This grant will support the development of the theoretical framework for the design and control of colloidal membranes. Colloidal membranes are made of filamentous viruses and held together by osmotic forces from polymers in solution. Like cell membranes, colloidal membranes self-assemble; in other words, these membranes form spontaneously from a solution of just the right concentration of rod-like viruses and polymers. Although colloidal membranes resist bending like a solid plate, they also flow like a liquid. Unlike an orange peel, a colloidal membrane shaped like a spherical cap can conform to a flat surface without tearing because the material can redistribute by flowing. Likewise, holes can heal because the material flows. Self-assembly and the ability to easily reconfigure make colloidal membranes attractive for developing artificial micron-scale materials with life-like properties. The focus of this grant is to mathematically model the shape-changing processes using tools from applied mathematics, mechanical engineering, and physics. This grant will support the scientific training of undergraduate and graduate students. The investigators will mentor undergraduates from historically underrepresented groups in engineering and physical science through the Leadership Alliance Summer Research Early Identification Program. Soft matter topics related to this work will be integrated into undergraduate and graduate courses in engineering and physics. Graduate students will receive training in presentation and communication skills, and develop YouTube videos explaining soft matter topics to the general public.

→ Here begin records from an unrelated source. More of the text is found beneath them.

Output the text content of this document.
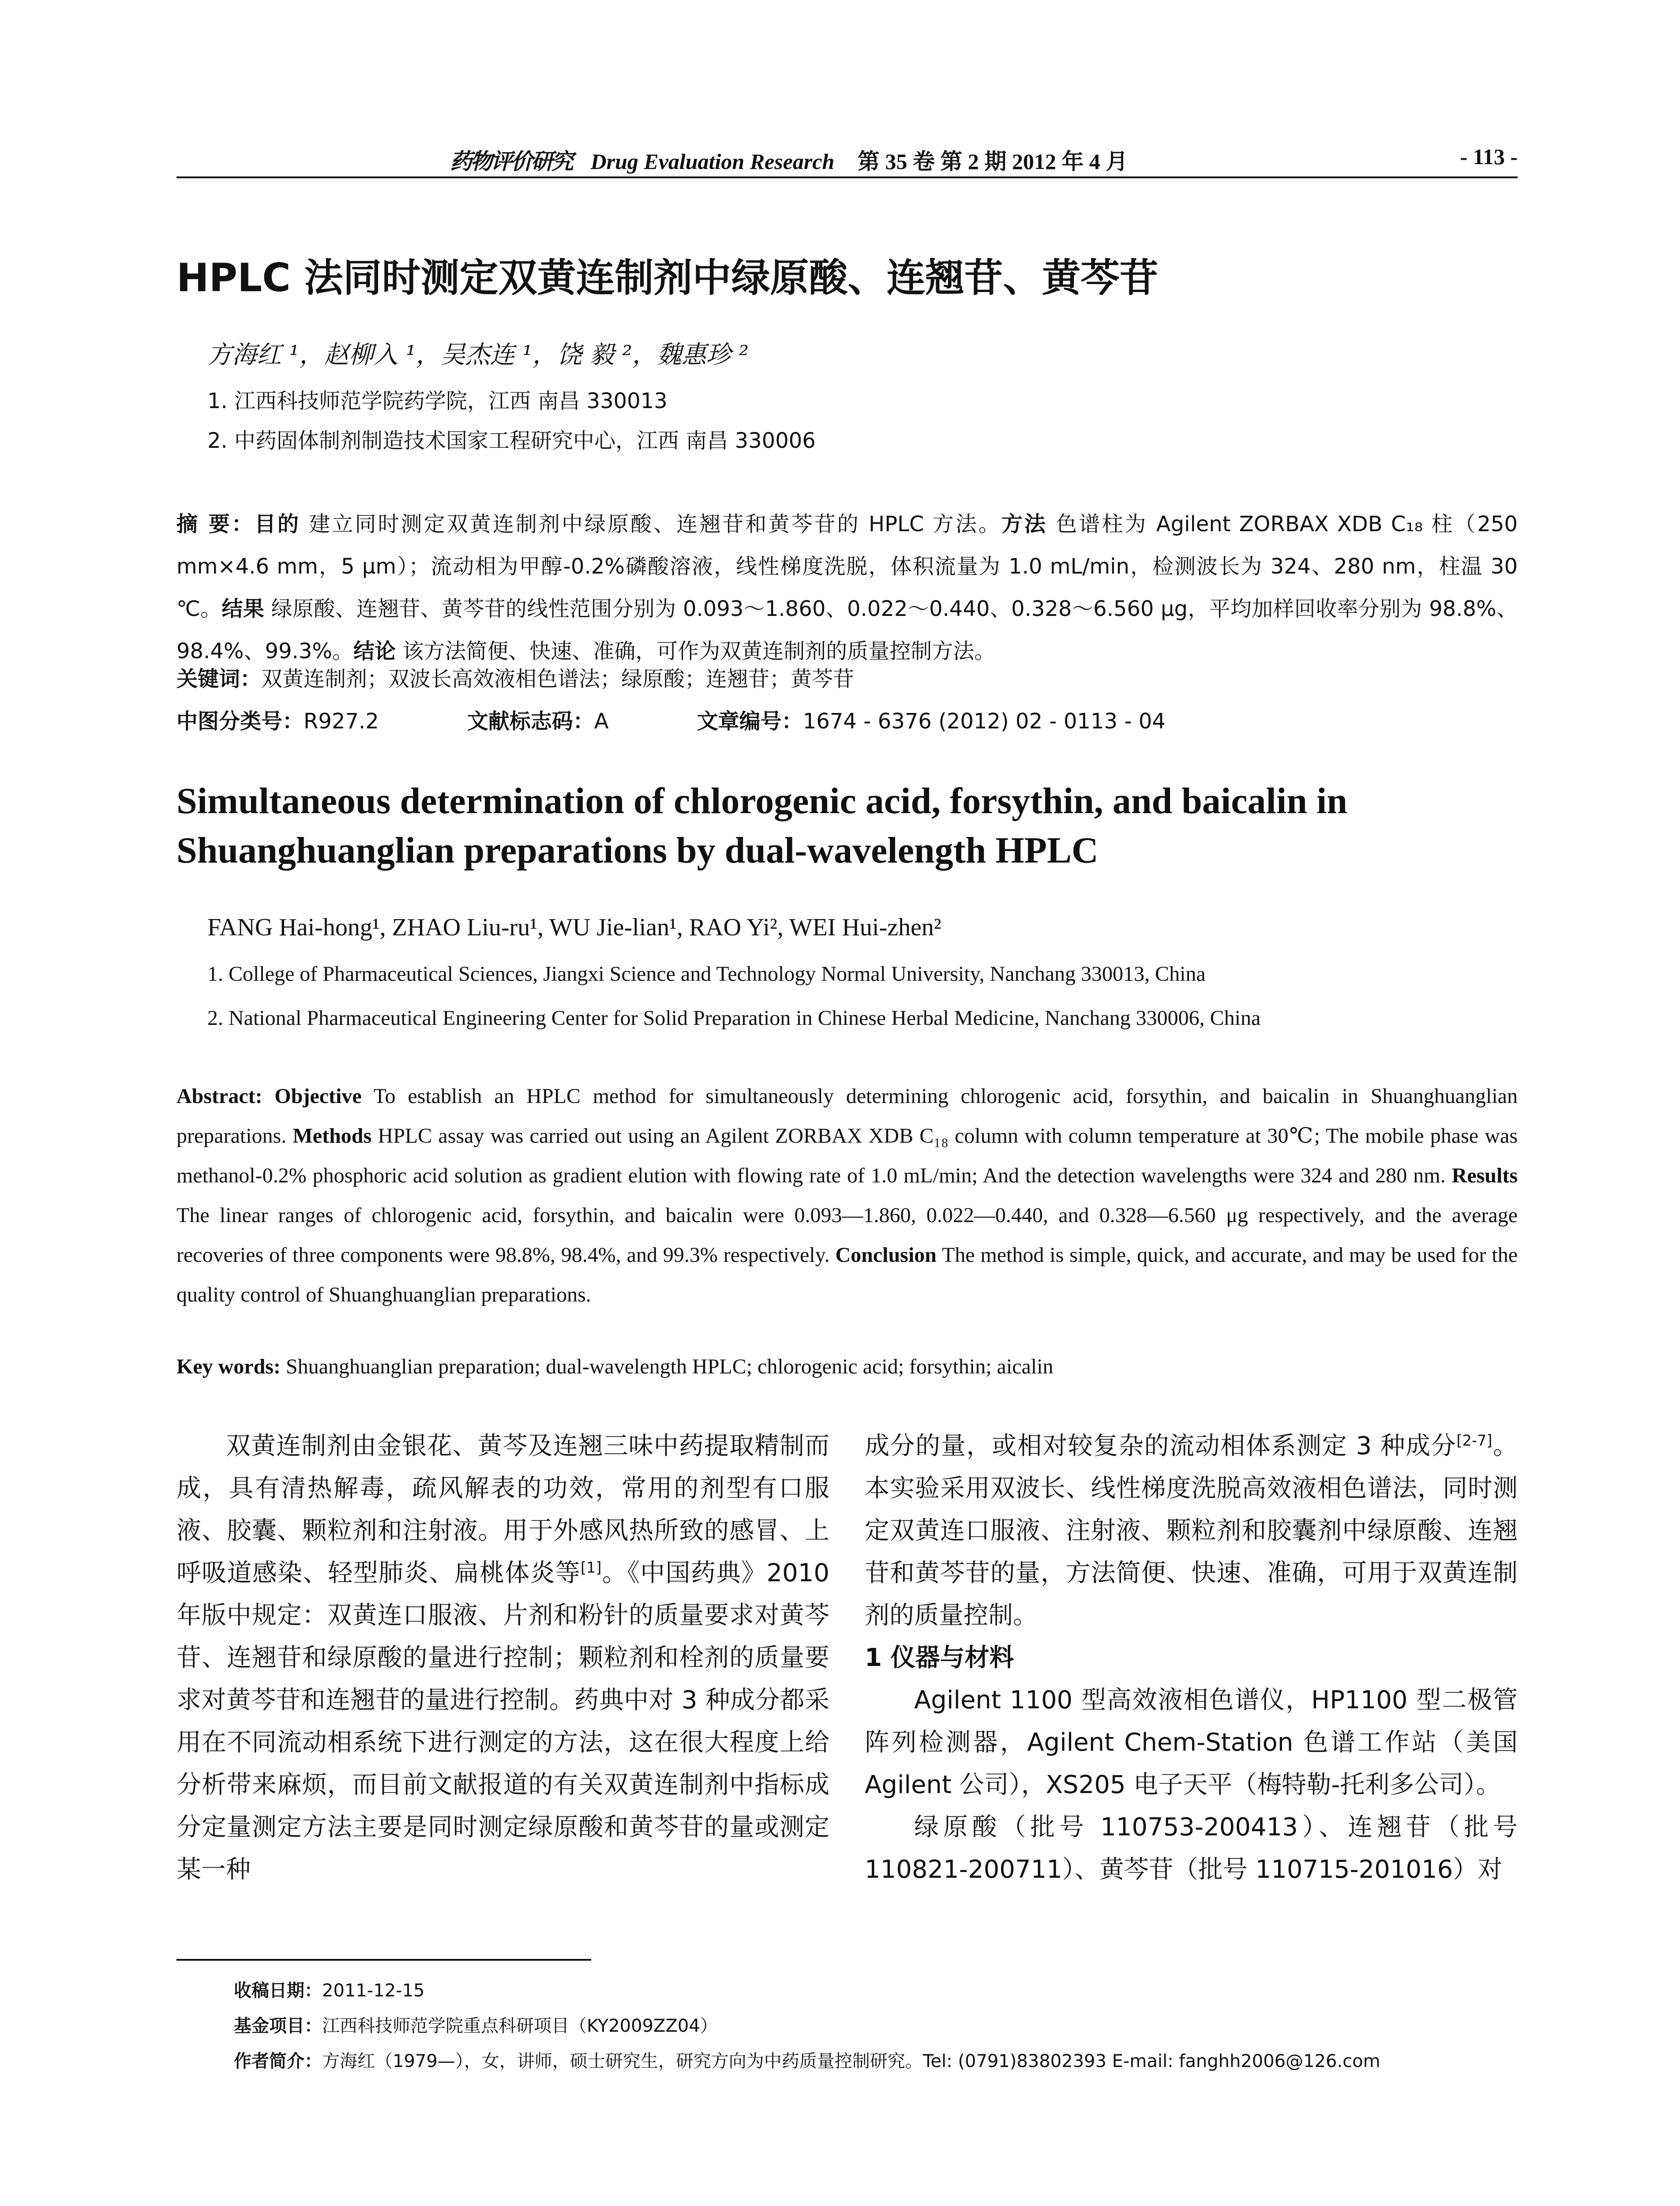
药物评价研究 Drug Evaluation Research 第 35 卷 第 2 期 2012 年 4 月	- 113 -
HPLC 法同时测定双黄连制剂中绿原酸、连翘苷、黄芩苷
方海红 ¹，赵柳入 ¹，吴杰连 ¹，饶 毅 ²，魏惠珍 ²
1. 江西科技师范学院药学院，江西 南昌 330013
2. 中药固体制剂制造技术国家工程研究中心，江西 南昌 330006

摘 要：目的 建立同时测定双黄连制剂中绿原酸、连翘苷和黄芩苷的 HPLC 方法。方法 色谱柱为 Agilent ZORBAX XDB C₁₈ 柱（250 mm×4.6 mm，5 μm）；流动相为甲醇-0.2%磷酸溶液，线性梯度洗脱，体积流量为 1.0 mL/min，检测波长为 324、280 nm，柱温 30 ℃。结果 绿原酸、连翘苷、黄芩苷的线性范围分别为 0.093～1.860、0.022～0.440、0.328～6.560 μg，平均加样回收率分别为 98.8%、98.4%、99.3%。结论 该方法简便、快速、准确，可作为双黄连制剂的质量控制方法。

关键词：双黄连制剂；双波长高效液相色谱法；绿原酸；连翘苷；黄芩苷
中图分类号：R927.2	文献标志码：A	文章编号：1674 - 6376 (2012) 02 - 0113 - 04
Simultaneous determination of chlorogenic acid, forsythin, and baicalin in Shuanghuanglian preparations by dual-wavelength HPLC
FANG Hai-hong¹, ZHAO Liu-ru¹, WU Jie-lian¹, RAO Yi², WEI Hui-zhen²
1. College of Pharmaceutical Sciences, Jiangxi Science and Technology Normal University, Nanchang 330013, China
2. National Pharmaceutical Engineering Center for Solid Preparation in Chinese Herbal Medicine, Nanchang 330006, China

Abstract: Objective To establish an HPLC method for simultaneously determining chlorogenic acid, forsythin, and baicalin in Shuanghuanglian preparations. Methods HPLC assay was carried out using an Agilent ZORBAX XDB C₁₈ column with column temperature at 30℃; The mobile phase was methanol-0.2% phosphoric acid solution as gradient elution with flowing rate of 1.0 mL/min; And the detection wavelengths were 324 and 280 nm. Results The linear ranges of chlorogenic acid, forsythin, and baicalin were 0.093—1.860, 0.022—0.440, and 0.328—6.560 μg respectively, and the average recoveries of three components were 98.8%, 98.4%, and 99.3% respectively. Conclusion The method is simple, quick, and accurate, and may be used for the quality control of Shuanghuanglian preparations.

Key words: Shuanghuanglian preparation; dual-wavelength HPLC; chlorogenic acid; forsythin; aicalin

双黄连制剂由金银花、黄芩及连翘三味中药提取精制而成，具有清热解毒，疏风解表的功效，常用的剂型有口服液、胶囊、颗粒剂和注射液。用于外感风热所致的感冒、上呼吸道感染、轻型肺炎、扁桃体炎等[1]。《中国药典》2010 年版中规定：双黄连口服液、片剂和粉针的质量要求对黄芩苷、连翘苷和绿原酸的量进行控制；颗粒剂和栓剂的质量要求对黄芩苷和连翘苷的量进行控制。药典中对 3 种成分都采用在不同流动相系统下进行测定的方法，这在很大程度上给分析带来麻烦，而目前文献报道的有关双黄连制剂中指标成分定量测定方法主要是同时测定绿原酸和黄芩苷的量或测定某一种

成分的量，或相对较复杂的流动相体系测定 3 种成分[2-7]。本实验采用双波长、线性梯度洗脱高效液相色谱法，同时测定双黄连口服液、注射液、颗粒剂和胶囊剂中绿原酸、连翘苷和黄芩苷的量，方法简便、快速、准确，可用于双黄连制剂的质量控制。

1 仪器与材料

Agilent 1100 型高效液相色谱仪，HP1100 型二极管阵列检测器，Agilent Chem-Station 色谱工作站（美国 Agilent 公司），XS205 电子天平（梅特勒-托利多公司）。

绿原酸（批号 110753-200413）、连翘苷（批号 110821-200711）、黄芩苷（批号 110715-201016）对

收稿日期：2011-12-15
基金项目：江西科技师范学院重点科研项目（KY2009ZZ04）
作者简介：方海红（1979—），女，讲师，硕士研究生，研究方向为中药质量控制研究。Tel: (0791)83802393 E-mail: fanghh2006@126.com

The specific goal of this research is to apply continuum mechanics techniques to the study of colloidal membranes composed of mixtures of long and short rods in the presence of polymers which hold the rods together via the depletion force. Previous efforts have focused on flat membranes or membrane ribbons composed of a single kind of rod. Membranes consisting of a mixture of rods typically display a rich variety of complex three-dimensional shapes, and the emerging evidence is that many of these shapes are neither minimal surfaces nor constant mean curvature shapes. The shapes can be tuned by controlling experimental conditions such as polymer depletant concentration, and the theory the team will develop will quantitatively determine how shape depends on experimental conditions. The particular aims are to (1) determine how the Gaussian curvature modulus depends on the concentration of short rods as well as the concentration of depleting polymers, (2) determine the conditions that lead to tilting of the constituent rods of the membrane away from the normal to the mid-surface in the bulk of the membrane, and (3) develop a Monte Carlo technique that incorporates the rod degrees of freedom together with the shape degrees of freedom.
This award reflects NSF's statutory mission and has been deemed worthy of support through evaluation using the Foundation's intellectual merit and broader impacts review criteria.